Reference Implementation
// SPDX-License-Identifier: CC0-1.0
pragma solidity ^0.8.20;
interface IZKMetadata {
event CircuitMetadataUpdated(bytes32 indexed circuitId, uint64 circuitVersion, bytes4 proofSystem);
function circuitId() external view returns (bytes32);
function circuitVersion() external view returns (uint64);
function publicInputsSchemaHash() external view returns (bytes32);
function publicInputsSchemaURI() external view returns (string memory);
function verificationKeyURI() external view returns (string memory);
function proofSystem() external view returns (bytes4);
}
contract ZKMetadataAdapter is IZKMetadata {
bytes32 private _cid;
uint64 private _version;
bytes32 private _schemaHash;
string private _schemaURI;
string private _vkURI;
bytes4 private _ps;
constructor(
bytes32 cid,
uint64 version,
bytes32 schemaHash,
string memory schemaURI,
string memory vkURI,
bytes4 proofSystemId
) {
_cid = cid;
_version = version;
_schemaHash = schemaHash;
_schemaURI = schemaURI;
_vkURI = vkURI;
_ps = proofSystemId;
emit CircuitMetadataUpdated(_cid, _version, _ps);
}
function circuitId() external view returns (bytes32) { return _cid; }
function circuitVersion() external view returns (uint64) { return _version; }
function publicInputsSchemaHash() external view returns (bytes32) { return _schemaHash; }
function publicInputsSchemaURI() external view returns (string memory) { return _schemaURI; }
function verificationKeyURI() external view returns (string memory) { return _vkURI; }
function proofSystem() external view returns (bytes4) { return _ps; }
/// Example admin update; replace with proper access control in production.
function _adminUpdate(
bytes32 cid,
uint64 version,
bytes32 schemaHash,
string calldata schemaURI,
string calldata vkURI,
bytes4 proofSystemId
) external {
_cid = cid;
_version = version;
_schemaHash = schemaHash;
_schemaURI = schemaURI;
_vkURI = vkURI;
_ps = proofSystemId;
emit CircuitMetadataUpdated(_cid, _version, _ps);
}
}
Security Considerations
Schema Integrity
If tooling does not verify publicInputsSchemaHash() against the downloaded document, a malicious frontend or gateway could serve a modified schema. This would allow an attacker to mislabel public inputs (e.g., swapping “Token Amount” for “Nonce”), deceiving users about what the proof actually attests to.
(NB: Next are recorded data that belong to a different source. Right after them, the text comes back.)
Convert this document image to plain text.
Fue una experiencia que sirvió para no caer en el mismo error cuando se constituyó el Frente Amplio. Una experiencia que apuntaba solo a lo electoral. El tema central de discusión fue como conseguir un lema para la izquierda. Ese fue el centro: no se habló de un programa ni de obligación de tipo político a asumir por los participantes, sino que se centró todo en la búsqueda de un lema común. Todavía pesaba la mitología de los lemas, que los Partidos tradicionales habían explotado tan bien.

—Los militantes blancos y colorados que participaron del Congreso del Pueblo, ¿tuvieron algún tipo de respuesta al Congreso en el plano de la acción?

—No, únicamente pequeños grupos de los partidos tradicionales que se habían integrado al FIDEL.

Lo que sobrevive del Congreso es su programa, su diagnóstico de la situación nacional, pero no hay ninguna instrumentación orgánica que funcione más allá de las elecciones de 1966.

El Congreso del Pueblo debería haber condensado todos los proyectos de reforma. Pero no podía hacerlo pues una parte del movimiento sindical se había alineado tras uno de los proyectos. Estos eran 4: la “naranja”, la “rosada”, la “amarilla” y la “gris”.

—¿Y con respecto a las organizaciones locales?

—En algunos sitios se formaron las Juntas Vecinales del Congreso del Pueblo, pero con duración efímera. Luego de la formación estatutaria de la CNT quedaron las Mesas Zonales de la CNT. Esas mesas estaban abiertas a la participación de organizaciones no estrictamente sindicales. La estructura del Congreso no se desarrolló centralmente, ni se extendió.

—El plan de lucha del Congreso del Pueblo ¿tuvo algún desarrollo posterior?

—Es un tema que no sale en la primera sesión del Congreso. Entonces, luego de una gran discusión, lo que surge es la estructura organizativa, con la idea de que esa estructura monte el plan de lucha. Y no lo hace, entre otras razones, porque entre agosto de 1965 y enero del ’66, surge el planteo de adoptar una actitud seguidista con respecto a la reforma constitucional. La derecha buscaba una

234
Verification Key Mutability
Relying on HTTP URIs without hash fragments allows a server administrator to silently swap the verification key. This could enable the server admin to create fake proofs for a new (compromised) circuit while the contract still points to the old URI.
Indexer Race Conditions
If the CircuitMetadataUpdated event is not emitted atomically with the state change, off-chain indexers might read stale metadata values (e.g., an old verification key) while processing the update event, leading to widespread denial of service for proof generation.